Mijn conclusie uit die brief: als er een 100% harde wettelijke regel zou zijn, dat de verwijderingskosten van een gasaansluiting in rekening kunnen worden gebracht bij de (voormalig) aangeslotene – ook als die geen opdracht tot verwijderen heeft gegeven - dan zou er geen onduidelijkheid zijn. Het feit, dat overleg tussen Minister, ACM en de netbeheerders die onduidelijkheid nog steeds niet kan wegnemen, kan maar één ding betekenen: die wettelijke basis ontbreekt nu.
--------------------------------
Op 19 november heeft ACM een “Ontwerpcodebesluit verdelen kosten verwijderen gasaansluiting” gepubliceerd, zaaknummer: ACM/19/036066.
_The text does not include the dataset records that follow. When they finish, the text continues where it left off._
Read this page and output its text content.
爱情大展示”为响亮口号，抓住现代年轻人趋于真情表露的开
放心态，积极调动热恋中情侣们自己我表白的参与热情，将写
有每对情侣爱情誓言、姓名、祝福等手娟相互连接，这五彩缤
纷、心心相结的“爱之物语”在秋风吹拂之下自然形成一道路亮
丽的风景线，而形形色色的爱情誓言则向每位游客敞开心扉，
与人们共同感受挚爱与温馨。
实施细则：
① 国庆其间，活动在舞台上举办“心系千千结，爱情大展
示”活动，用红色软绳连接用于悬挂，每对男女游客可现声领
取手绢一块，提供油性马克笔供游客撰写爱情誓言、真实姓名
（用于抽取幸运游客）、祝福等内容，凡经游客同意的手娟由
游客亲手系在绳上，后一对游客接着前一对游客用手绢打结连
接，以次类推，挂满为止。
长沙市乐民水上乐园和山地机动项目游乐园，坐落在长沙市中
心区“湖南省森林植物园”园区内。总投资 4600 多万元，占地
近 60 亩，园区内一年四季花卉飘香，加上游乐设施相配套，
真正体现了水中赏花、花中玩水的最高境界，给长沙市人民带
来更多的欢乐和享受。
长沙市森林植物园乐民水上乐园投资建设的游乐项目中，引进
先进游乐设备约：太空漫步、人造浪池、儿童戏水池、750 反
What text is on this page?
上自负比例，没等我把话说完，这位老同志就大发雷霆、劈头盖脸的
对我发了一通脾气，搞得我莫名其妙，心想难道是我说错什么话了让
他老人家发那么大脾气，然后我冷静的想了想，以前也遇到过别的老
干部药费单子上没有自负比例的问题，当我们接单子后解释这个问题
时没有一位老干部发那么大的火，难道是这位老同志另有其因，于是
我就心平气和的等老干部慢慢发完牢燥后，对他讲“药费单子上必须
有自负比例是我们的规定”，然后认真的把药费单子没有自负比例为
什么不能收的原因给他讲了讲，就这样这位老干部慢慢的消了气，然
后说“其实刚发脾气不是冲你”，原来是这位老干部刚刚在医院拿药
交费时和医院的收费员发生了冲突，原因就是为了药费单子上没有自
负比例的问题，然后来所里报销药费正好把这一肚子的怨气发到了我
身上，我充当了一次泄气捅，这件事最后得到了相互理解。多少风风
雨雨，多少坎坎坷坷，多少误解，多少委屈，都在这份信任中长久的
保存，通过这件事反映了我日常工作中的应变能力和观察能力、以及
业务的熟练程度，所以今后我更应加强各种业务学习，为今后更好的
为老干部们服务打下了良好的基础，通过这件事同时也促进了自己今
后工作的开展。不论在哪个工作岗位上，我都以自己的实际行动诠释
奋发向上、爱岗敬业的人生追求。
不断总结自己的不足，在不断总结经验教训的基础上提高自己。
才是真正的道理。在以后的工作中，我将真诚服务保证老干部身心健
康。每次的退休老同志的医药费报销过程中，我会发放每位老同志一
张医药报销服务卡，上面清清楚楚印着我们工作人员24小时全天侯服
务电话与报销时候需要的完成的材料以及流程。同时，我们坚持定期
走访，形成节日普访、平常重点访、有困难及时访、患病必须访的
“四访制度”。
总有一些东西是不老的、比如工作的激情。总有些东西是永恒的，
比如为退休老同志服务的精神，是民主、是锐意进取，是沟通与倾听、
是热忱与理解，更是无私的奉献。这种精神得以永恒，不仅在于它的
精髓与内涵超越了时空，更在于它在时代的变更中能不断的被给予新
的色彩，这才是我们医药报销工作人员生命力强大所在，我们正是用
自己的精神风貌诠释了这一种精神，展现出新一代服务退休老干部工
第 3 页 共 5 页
In dat ontwerpbesluit onder punt 19 van de toelichting:
“Op grond van artikel 10, zesde lid, onderdeel d, van de Gaswet heeft de netbeheerder de taak om aansluitingen te verwijderen, indien de afnemer hierom verzoekt. Naar inziens van de ACM is het opzeggen van een aansluitovereenkomst geen verzoek tot verwijdering van de gasaansluiting. Dit betekent dat de netbeheerder bij het beëindigen van een aansluitovereenkomst geen grondslag heeft om kosten voor het verwijderen van de gasaansluiting in rekening te brengen als de aangeslotene niet heeft verzocht om verwijdering van de gasaansluiting”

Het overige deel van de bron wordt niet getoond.